注意してくれるユミーリアも可愛い。癒される。
「とはいえ、俺達が入れるのは、いつになるんだこれ?」
兵士達が順番に洞窟の中に入っていっているが、まだまだ待機中の兵士も多い。
……ん?
俺はふと、違和感を感じた。
何かがおかしい。
なんだ、何が引っかかっているんだ?
「ねえおにーちゃん」
コルットが俺に話しかけてきた。
「こんなせまい洞窟に、オーガさん達がいっぱいいるの?」
コルットのその言葉に、俺の違和感が確信に変わった。
そうだ、オーガの数はそれはもうハンパじゃなく多かった。
東、西、南とそれぞれの防衛にあたった俺にはわかる。あの数はそれはもう膨大だった。
それこそ、こんな洞窟の中に入りきるレベルじゃない。
だとすると、あの大量のオーガはどこに行ったんだ?
俺の疑問を解消するかの様に、後ろから声が聞こえた。
「グオオオオオオオ!!」
後ろを見ると、大量のオーガ達が居た。
どうやら俺達は、挟み撃ちにされたらしい。
洞窟の前で待機していた兵士達がうろたえている。
「ユミーリア、コルット、俺達でやるぞ! あのオーガ達を倒すんだ!」
「うん!」
「わかった!」
洞窟の前に残った王国軍はどうにも頼りにならない感じだった。
そうなると、俺達がやるしかない。
さいわい、オーガキングの姿は見えない。

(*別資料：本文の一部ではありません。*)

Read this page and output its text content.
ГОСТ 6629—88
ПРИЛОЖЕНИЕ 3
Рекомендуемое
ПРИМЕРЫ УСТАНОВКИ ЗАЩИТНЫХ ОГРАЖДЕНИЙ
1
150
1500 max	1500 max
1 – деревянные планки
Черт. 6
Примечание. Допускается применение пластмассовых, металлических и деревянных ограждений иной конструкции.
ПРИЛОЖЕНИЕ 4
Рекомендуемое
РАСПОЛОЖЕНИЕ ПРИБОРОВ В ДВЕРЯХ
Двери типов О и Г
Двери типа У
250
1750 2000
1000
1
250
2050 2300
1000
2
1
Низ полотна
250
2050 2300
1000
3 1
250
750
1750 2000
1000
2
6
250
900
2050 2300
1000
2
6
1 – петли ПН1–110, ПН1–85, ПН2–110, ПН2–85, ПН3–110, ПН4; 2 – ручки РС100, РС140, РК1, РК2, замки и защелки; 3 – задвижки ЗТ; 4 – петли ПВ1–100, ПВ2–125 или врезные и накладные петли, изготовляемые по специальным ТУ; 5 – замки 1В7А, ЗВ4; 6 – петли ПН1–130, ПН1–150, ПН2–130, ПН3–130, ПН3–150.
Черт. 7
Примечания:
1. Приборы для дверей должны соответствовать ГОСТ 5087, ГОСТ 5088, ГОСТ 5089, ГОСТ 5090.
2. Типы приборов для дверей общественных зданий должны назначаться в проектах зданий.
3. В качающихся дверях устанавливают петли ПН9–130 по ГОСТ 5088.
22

普通のオーガくらいなら、俺にも倒せるだろう。
「よし、いくぞ!」
俺たち三人は、オーガ達に向かって走り出す。
「いくぞ、ランラン丸!」
俺はランラン丸を鞘から抜いて、オーガを斬りつける。
「ゴアアア!?」
一撃。
俺の一撃で、オーガは倒れ、魔石へと変わる。
うん、ランラン丸と融合しなくても、俺も結構イケるじゃん。
俺達は次々とオーガを倒していく。
俺より強いユミーリアとコルットは、遊んでいる様なものだった。
「す、すげえ」
「なんだよあいつら」
「あれが勇者、なのか」
「ピンク色のやつもスゲーよ、誰だよ大した事ないとか言ってたの」
「いやいや! 俺は最初からできるやつだと思ってたね!」
「スッゲー! なんて可憐なんだ! 勇者様!」
「ちっちゃい子可愛い」
「いいぞー! やっちまえー!」
兵士達が俺達を見て、盛り上がっていた。
オイオイ、お前ら働け。
なんで完全に観戦モードなんだよ。
結局、ほとんどのオーガを俺達三人で倒した。
もうすぐ全滅だ、という時に、洞窟の中からエリシリア達が戻ってきた。
そしてその現状を見て、エリシリアの怒声があがった。
「キサマら! 何をやっている! 早く三人に加勢せんか!!」
エリシリアに怒鳴られて、あわてて兵士達が俺達に加勢してきた。
だが、すでにほとんど倒しきっていたので、まったく意味がなかった。
「すまない! リクト! まさか挟み撃ちを狙っていたとは! しかも我が軍はこの体たらく! お前達に任せきりになってしまうなんて!」
エリシリアがガバッと俺達に土下座した。
「ま、待った待った! いいから! そんな事しなくていいから!」
俺はあわててエリシリアを立ち上がらせる。
「そうはいかない! かくなる上は……リクト!」
エリシリアが俺の肩を掴んで、まっすぐに見つめてくる。
綺麗な瞳だな。思わず吸い込まれそうになる。
「リクト! お詫びに私がなんでもお前の言う事を聞こう! さあ、何でも言ってくれ!!」
ん? 今なんて言った?
「な……」
エリシリアの後ろに居た兵士達から、声があがる。
「なんだってーーーーーー!?」
オーガの大群を倒した俺達だったが、エリシリアによって、思わぬ爆弾が落とされた。